1. “I-Want-to-Know Moments"

“Your next customers are inclined to self-educate,” notes Ms. Leahy. “They don’t want to be told what to do or what to buy. Instead, they want to learn and do it at the exact moment their interest is piqued. The goal is to target based on insights around customer behaviors, then be there at the moment of search with helpful content that fulfills their needs, rather than pushing a sale.” Content and Social Media Marketing are both excellent vehicles to use to provide helpful content – but it needs to be helpful and relevant to be effective. Added Ms. Leahy, “It’s all about balancing what you want to say as a business with what the customer actually needs. If the balance skews too far toward what the business wants to say, you not only miss the mark on customer relevance, you likely missed your chance at a future customer.”

2. I-Want-to-Go Moments”

“Even in this day of shopping on your phone, customers still show up at your door,” said Ms. Leahy. “Provided that you have done a great job of showing them where you are, when you are open, and that you have what they need right now.” Make sure your Google Business and all other relevant listings (i.e., Yelp!, etc.) are complete and updated frequently because it might be the first result that shows when someone searches for your business or products.

3. “I-Want-to-Do Moments”

"Self-educating consumers not only want to do the research on their next purchases,” adds Ms. Leahy, “they also want instructions on how to use that product or service down the road.” Experts suggest making sure the content is both clear and useful. “A good example I like to give is creating how-to videos to help people get more out of your products or service,” says Ms. Leahy, “whether that means baking better cookies or learning the secrets of buying a home.”

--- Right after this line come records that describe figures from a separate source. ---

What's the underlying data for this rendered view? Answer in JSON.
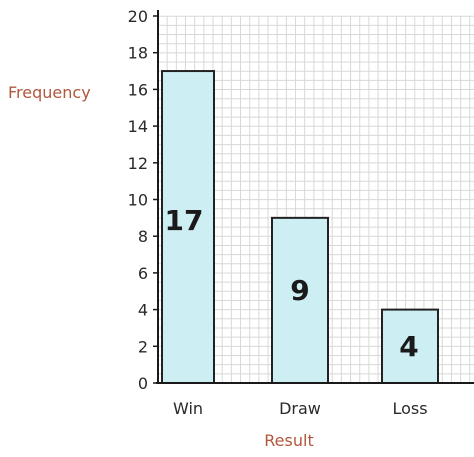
{
  "chart_data": {
    "type": "bar",
    "categories": [
      "Win",
      "Draw",
      "Loss"
    ],
    "values": [
      17,
      9,
      4
    ],
    "data_labels": [
      "17",
      "9",
      "4"
    ],
    "xlabel": "Result",
    "ylabel": "Frequency",
    "ylim": [
      0,
      20
    ],
    "yticks": [
      0,
      2,
      4,
      6,
      8,
      10,
      12,
      14,
      16,
      18,
      20
    ],
    "grid": true,
    "colors": {
      "bar_fill": "#cdeef2",
      "bar_stroke": "#222222",
      "grid": "#d8d8d8",
      "axis_title": "#b0573c"
    }
  }
}
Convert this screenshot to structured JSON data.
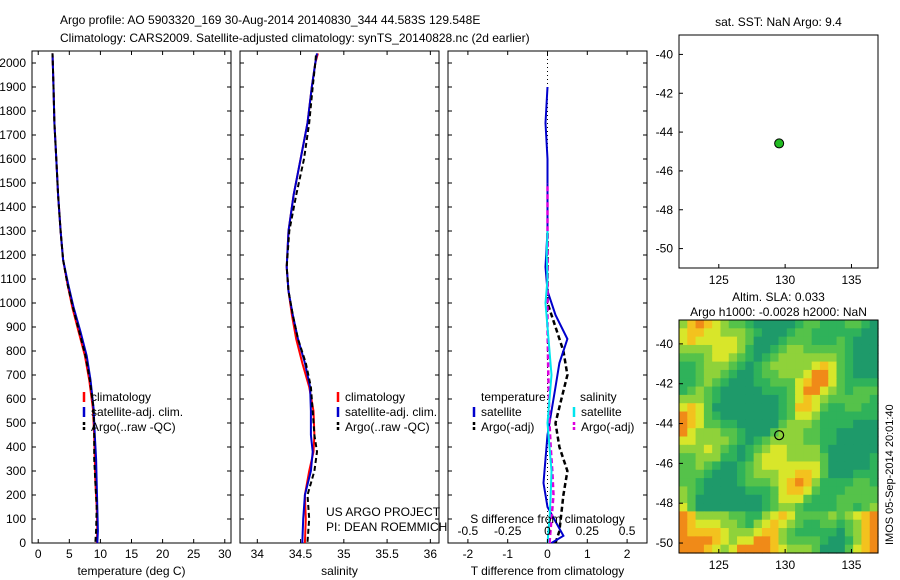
{
  "header": {
    "line1": "Argo profile: AO 5903320_169 30-Aug-2014 20140830_344 44.583S 129.548E",
    "line2": "Climatology: CARS2009. Satellite-adjusted climatology: synTS_20140828.nc (2d earlier)"
  },
  "footer_credit": "IMOS 05-Sep-2014 20:01:40",
  "colors": {
    "climatology": "#ff0000",
    "satellite": "#0000cc",
    "argo": "#000000",
    "salinity_sat": "#00e5ee",
    "salinity_argo": "#dd00dd",
    "marker": "#22bb22"
  },
  "chart_data": [
    {
      "type": "line",
      "id": "temperature",
      "xlabel": "temperature (deg C)",
      "ylabel": "",
      "xlim": [
        -1,
        31
      ],
      "ylim": [
        2050,
        0
      ],
      "xticks": [
        "0",
        "5",
        "10",
        "15",
        "20",
        "25",
        "30"
      ],
      "yticks": [
        "0",
        "100",
        "200",
        "300",
        "400",
        "500",
        "600",
        "700",
        "800",
        "900",
        "1000",
        "1100",
        "1200",
        "1300",
        "1400",
        "1500",
        "1600",
        "1700",
        "1800",
        "1900",
        "2000"
      ],
      "legend": [
        "climatology",
        "satellite-adj. clim.",
        "Argo(..raw -QC)"
      ],
      "legend_position": "lower-right",
      "series": [
        {
          "name": "climatology",
          "x": [
            9.4,
            9.5,
            9.4,
            9.2,
            9.1,
            9.0,
            8.8,
            8.2,
            7.5,
            6.5,
            5.5,
            4.7,
            4.0,
            3.6,
            3.2,
            2.9,
            2.6,
            2.45,
            2.35,
            2.3
          ],
          "y": [
            0,
            50,
            150,
            250,
            350,
            450,
            560,
            680,
            780,
            880,
            980,
            1080,
            1180,
            1300,
            1450,
            1600,
            1750,
            1900,
            2000,
            2040
          ]
        },
        {
          "name": "satellite-adj. clim.",
          "x": [
            9.5,
            9.6,
            9.5,
            9.4,
            9.3,
            9.1,
            8.9,
            8.4,
            7.8,
            6.8,
            5.7,
            4.8,
            4.0,
            3.6,
            3.2,
            2.9,
            2.6,
            2.45,
            2.35,
            2.3
          ],
          "y": [
            0,
            50,
            150,
            250,
            350,
            450,
            560,
            680,
            780,
            880,
            980,
            1080,
            1180,
            1300,
            1450,
            1600,
            1750,
            1900,
            2000,
            2040
          ]
        },
        {
          "name": "Argo(..raw -QC)",
          "x": [
            9.2,
            9.3,
            9.4,
            9.2,
            9.0,
            9.0,
            8.9,
            8.3,
            7.6,
            6.6,
            5.6,
            4.7,
            4.0,
            3.6,
            3.2,
            2.9,
            2.6,
            2.45,
            2.35,
            2.3
          ],
          "y": [
            5,
            50,
            150,
            250,
            350,
            450,
            560,
            680,
            780,
            880,
            980,
            1080,
            1180,
            1300,
            1450,
            1600,
            1750,
            1900,
            2000,
            2040
          ]
        }
      ]
    },
    {
      "type": "line",
      "id": "salinity",
      "xlabel": "salinity",
      "ylabel": "",
      "xlim": [
        33.8,
        36.1
      ],
      "ylim": [
        2050,
        0
      ],
      "xticks": [
        "34",
        "34.5",
        "35",
        "35.5",
        "36"
      ],
      "legend": [
        "climatology",
        "satellite-adj. clim.",
        "Argo(..raw -QC)"
      ],
      "legend_position": "lower-right",
      "annotations": [
        "US ARGO PROJECT",
        "PI: DEAN ROEMMICH"
      ],
      "series": [
        {
          "name": "climatology",
          "x": [
            34.55,
            34.56,
            34.55,
            34.6,
            34.65,
            34.66,
            34.65,
            34.6,
            34.52,
            34.45,
            34.4,
            34.36,
            34.34,
            34.36,
            34.42,
            34.5,
            34.58,
            34.63,
            34.67,
            34.7
          ],
          "y": [
            0,
            100,
            200,
            300,
            380,
            450,
            550,
            650,
            750,
            850,
            950,
            1050,
            1150,
            1300,
            1450,
            1600,
            1750,
            1900,
            2000,
            2040
          ]
        },
        {
          "name": "satellite-adj. clim.",
          "x": [
            34.52,
            34.53,
            34.55,
            34.62,
            34.64,
            34.62,
            34.62,
            34.61,
            34.55,
            34.47,
            34.41,
            34.36,
            34.34,
            34.36,
            34.42,
            34.5,
            34.58,
            34.63,
            34.67,
            34.69
          ],
          "y": [
            0,
            100,
            200,
            300,
            380,
            450,
            550,
            650,
            750,
            850,
            950,
            1050,
            1150,
            1300,
            1450,
            1600,
            1750,
            1900,
            2000,
            2040
          ]
        },
        {
          "name": "Argo(..raw -QC)",
          "x": [
            34.58,
            34.6,
            34.58,
            34.66,
            34.69,
            34.66,
            34.64,
            34.62,
            34.56,
            34.47,
            34.41,
            34.36,
            34.34,
            34.37,
            34.45,
            34.54,
            34.6,
            34.64,
            34.67,
            34.68
          ],
          "y": [
            5,
            100,
            200,
            300,
            380,
            450,
            550,
            650,
            750,
            850,
            950,
            1050,
            1150,
            1300,
            1450,
            1600,
            1750,
            1900,
            2000,
            2040
          ]
        }
      ]
    },
    {
      "type": "line",
      "id": "difference",
      "xlabel": "T difference from climatology",
      "xlabel_top": "S difference from climatology",
      "xlim": [
        -2.5,
        2.5
      ],
      "ylim": [
        2050,
        0
      ],
      "xticks": [
        "-2",
        "-1",
        "0",
        "1",
        "2"
      ],
      "xticks_top": [
        "-0.5",
        "-0.25",
        "0",
        "0.25",
        "0.5"
      ],
      "legend_temperature_title": "temperature",
      "legend_salinity_title": "salinity",
      "legend": [
        "satellite",
        "Argo(-adj)",
        "satellite",
        "Argo(-adj)"
      ],
      "legend_position": "lower",
      "series": [
        {
          "name": "temperature satellite",
          "x": [
            0.1,
            0.4,
            0.0,
            -0.1,
            -0.05,
            0.0,
            0.1,
            0.2,
            0.3,
            0.5,
            0.2,
            0.0,
            -0.05,
            0.0,
            0.0,
            0.0,
            -0.05,
            0.0
          ],
          "y": [
            0,
            30,
            150,
            250,
            350,
            450,
            550,
            650,
            750,
            850,
            950,
            1050,
            1150,
            1300,
            1450,
            1600,
            1750,
            1900
          ]
        },
        {
          "name": "temperature Argo(-adj)",
          "x": [
            0.2,
            0.3,
            0.4,
            0.5,
            0.3,
            0.2,
            0.35,
            0.5,
            0.4,
            0.2,
            0.0,
            0.0,
            0.0,
            0.0
          ],
          "y": [
            0,
            50,
            200,
            300,
            400,
            500,
            600,
            700,
            800,
            900,
            1000,
            1100,
            1200,
            1300
          ]
        },
        {
          "name": "salinity satellite",
          "x": [
            0.0,
            0.05,
            0.08,
            0.1,
            0.05,
            0.0,
            0.05,
            0.1,
            0.05,
            0.0,
            -0.05,
            0.0,
            -0.02,
            0.0
          ],
          "y": [
            0,
            100,
            200,
            300,
            400,
            500,
            600,
            700,
            800,
            900,
            1000,
            1100,
            1200,
            1300
          ]
        },
        {
          "name": "salinity Argo(-adj)",
          "x": [
            0.05,
            0.1,
            0.15,
            0.12,
            0.08,
            0.05,
            0.02,
            0.0,
            0.0,
            0.0,
            0.0
          ],
          "y": [
            0,
            100,
            200,
            300,
            400,
            500,
            700,
            900,
            1100,
            1300,
            1500
          ]
        }
      ]
    },
    {
      "type": "scatter",
      "id": "sst_map",
      "title": "sat. SST: NaN  Argo: 9.4",
      "xlim": [
        122,
        137
      ],
      "ylim": [
        -51,
        -39
      ],
      "xticks": [
        "125",
        "130",
        "135"
      ],
      "yticks": [
        "-40",
        "-42",
        "-44",
        "-46",
        "-48",
        "-50"
      ],
      "series": [
        {
          "name": "",
          "x": [
            129.548
          ],
          "y": [
            -44.583
          ]
        }
      ]
    },
    {
      "type": "heatmap",
      "id": "sla_map",
      "title": "Altim. SLA: 0.033",
      "subtitle": "Argo h1000: -0.0028 h2000: NaN",
      "xlim": [
        122,
        137
      ],
      "ylim": [
        -50.5,
        -38.8
      ],
      "xticks": [
        "125",
        "130",
        "135"
      ],
      "yticks": [
        "-40",
        "-42",
        "-44",
        "-46",
        "-48",
        "-50"
      ],
      "series": [
        {
          "name": "",
          "x": [
            129.548
          ],
          "y": [
            -44.583
          ]
        }
      ]
    }
  ]
}
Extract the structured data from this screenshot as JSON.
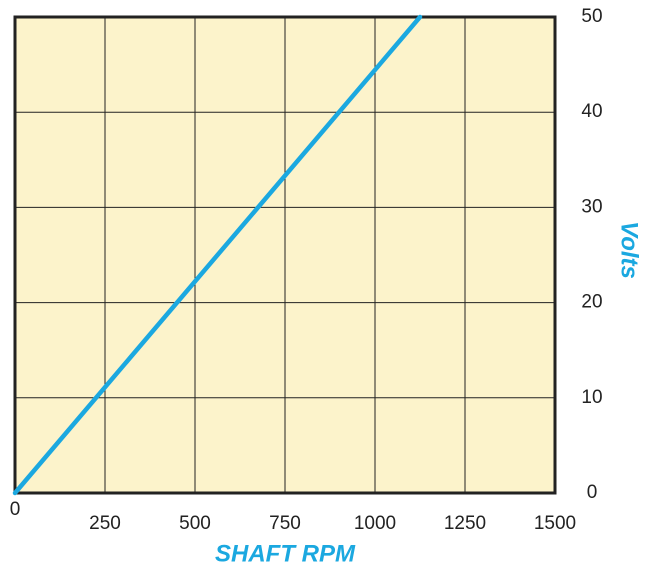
{
  "chart_data": {
    "type": "line",
    "x_label": "SHAFT RPM",
    "y_label": "Volts",
    "series": [
      {
        "name": null,
        "color": "#1ba8e0",
        "x": [
          0,
          1125
        ],
        "values": [
          0,
          50
        ]
      }
    ],
    "xlim": [
      0,
      1500
    ],
    "xticks": [
      0,
      250,
      500,
      750,
      1000,
      1250,
      1500
    ],
    "ylim": [
      0,
      50
    ],
    "yticks": [
      0,
      10,
      20,
      30,
      40,
      50
    ],
    "grid": true,
    "y_axis_side": "right",
    "background": "#fcf3cb"
  }
}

4. “I-Want-to-Buy Moments”

If you’ve been there with the right mix of information and content to bring them to the purchase moment, make sure you’re ready to help them close the deal. Business experts say that with today’s constantly connected consumer, shopping never sleeps. “Your customers now make buying decisions on the fly, many right in your store, and rather than consulting associates they’re consulting their mobile phones,” said Ms. Leahy. “In fact, Google Business research indicates that 83 percent of smart phone users turn to their devices for help making purchase decisions.” “Businesses that create and capitalize on the idea of the consumer journey are the ones that plan appropriately, target intelligently and get out of their own way by creating content for their consumers — not themselves,” added Ms. Leahy. “At the end of the day it’s still about creating a path to purchase, but focusing on how you turn your customer’s moments into the maps that lead to your store."